The worries we shared back then about the role of TV shows have also been expressed on the UK cartoonists site, and at first glance they could probably be dismissed as a form of nostalgia. Perhaps a little like the Victorians nostalgia for the pre-industrial idyll. After all, kids can have wall-to-wall kiddy programmes and cartoons today, if they have cable at home. If anything, thanks to The Simpsons and Family Guy and King of the Hill, all by Fox Broadcasting, cartoons are more popular than ever and can even be seen after 5.30 pm. On the face of it, there is no lack of the sort of kiddy programmes and cartoons that used to enrapture so many of us while we ate our 'tea in front of the telly', and which inspired us to go on and become cartoonists and writers and animators and illustrators. It's just that, well, I don't know, they just seem to lack that sense of wonder.

That is what is so odd, really, if you think about it. Whilst the newspaper comic strips that used to appear in the Sunday Funnies were huge, the size of a broadsheet 'Beezer comic' page, and in full colour, and then they were replaced by strips a third or a quarter of their size, you can easily see how some of that magic could be perceived to be lost. With the TV shows though, the opposite should be true, the shows were often really ropey, badly put together, poorly dubbed, sometimes black and white rather than colour, and they appeared and disappeared and then appeared again, depending on your aerial and the strength of the TV valves, on a tiny screen. Today's shows by contrast are beautifully produced, perfectly dubbed, their budgets are enormous and they appear on TVs 2, 3 and even 4 times and more, larger than our old sets.
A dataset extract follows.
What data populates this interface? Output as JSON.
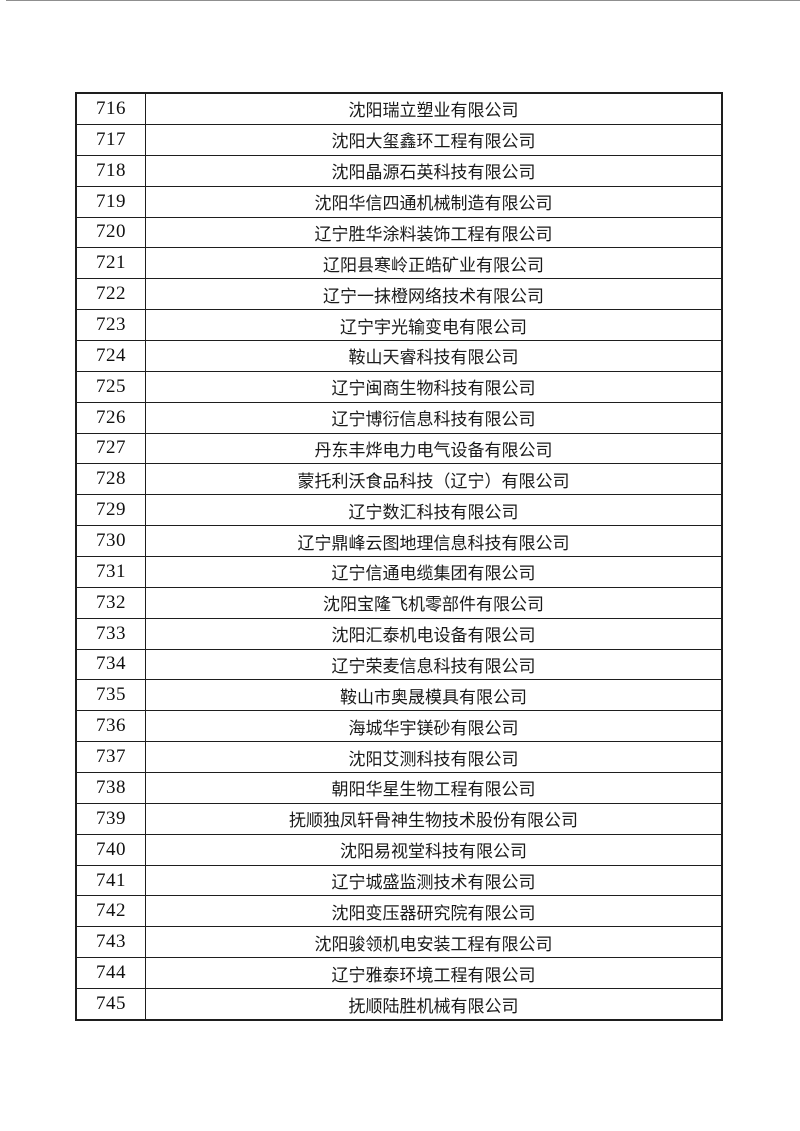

Some of the shows are even in Hi-Definition, with colours so sharp they make the flowers in the window box look positively dull by comparison, and yet, and yet for some reason the old shows still look better in our mind's eye than the high-gloss productions look on even the most impressive Plasma screen. For some reason, the introduction to Gigantor and Marine Boy and later, Wait Till your Father Gets Home, even in poor resolution on tiny little screens on a web-page, still thrill us more than anything they make today.
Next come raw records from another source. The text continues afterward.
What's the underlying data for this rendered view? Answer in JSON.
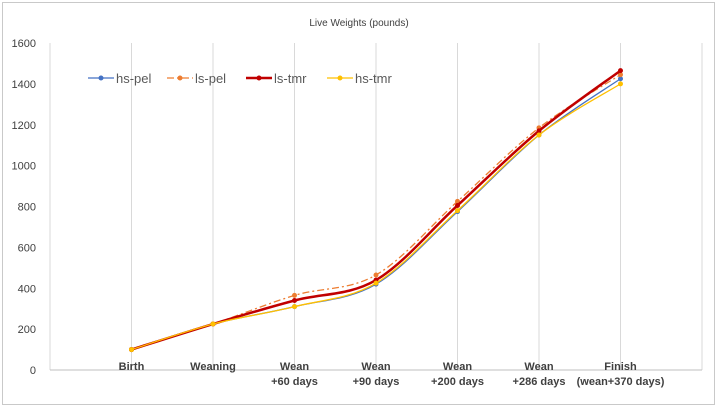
{
  "chart_data": {
    "type": "line",
    "title": "Live Weights (pounds)",
    "xlabel": "",
    "ylabel": "",
    "categories": [
      [
        "Birth"
      ],
      [
        "Weaning"
      ],
      [
        "Wean",
        "+60 days"
      ],
      [
        "Wean",
        "+90 days"
      ],
      [
        "Wean",
        "+200 days"
      ],
      [
        "Wean",
        "+286 days"
      ],
      [
        "Finish",
        "(wean+370 days)"
      ]
    ],
    "ylim": [
      0,
      1600
    ],
    "yticks": [
      0,
      200,
      400,
      600,
      800,
      1000,
      1200,
      1400,
      1600
    ],
    "grid": "vertical",
    "legend_position": "top-left",
    "series": [
      {
        "name": "hs-pel",
        "color": "#4472C4",
        "dash": "solid",
        "marker": "circle",
        "values": [
          100,
          225,
          310,
          420,
          775,
          1150,
          1425
        ]
      },
      {
        "name": "ls-pel",
        "color": "#ED7D31",
        "dash": "dashdot",
        "marker": "circle",
        "values": [
          100,
          225,
          365,
          465,
          825,
          1185,
          1445
        ]
      },
      {
        "name": "ls-tmr",
        "color": "#C00000",
        "dash": "solid",
        "marker": "circle",
        "values": [
          100,
          225,
          340,
          440,
          805,
          1170,
          1465
        ]
      },
      {
        "name": "hs-tmr",
        "color": "#FFC000",
        "dash": "solid",
        "marker": "circle",
        "values": [
          100,
          225,
          310,
          425,
          780,
          1150,
          1400
        ]
      }
    ]
  }
}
Clearly something else, other than than our critical faculties is guiding such thoughts. We can see that the things we liked back then were often badly made, amateurish even. We can clearly see that today's shows look better and we can hear that they are funnier, sharper, more ironic, more knowing. Even back then, Gigantor and Marine Boy were derided in the West for their obvious failings by the critics - nobody dreamed back then that Japan would become the major force in animation that is has become (except maybe the kids who raced home to watch those shows).




Is it all really just nostalgia for more innocent time? Well, I don't know, I tell you, I was watching Gigantor and Marine Boy and Fireball XL5 and Thunderbirds and Captain Scarlet and Wait Till Your Father Gets Home and My World and Welcome to it and The Double Deckers and T.H.E Cat and Honey West and even an episode of the adventures of Hiram Holliday over the weekend (it's a dirty job but someone had to do it) and I was bowled over by the imagination on display. Add to those titles Batman, the Man from Uncle, The Avengers, The Prisoner, The Time Tunnel, Hogan's Heroes, Land of the Giants, Bewitched, Mister Ed, the Addams Family, the Munsters, the Banana Splits, the Monkees, HR Pufnstuff and you begin to build up a catalogue of the some of the most imaginative and inventive TV shows ever made. And compare it to today, where shows like Jeremy Kyle and Jerry Springer, Neighbours, Hollyoaks, Pop Idols, Big Brother and numerous cooking programmes and reality shows serve only to stunt the imaginations of the young and inspire them to seek an abstract notion of 'fame' at any cost.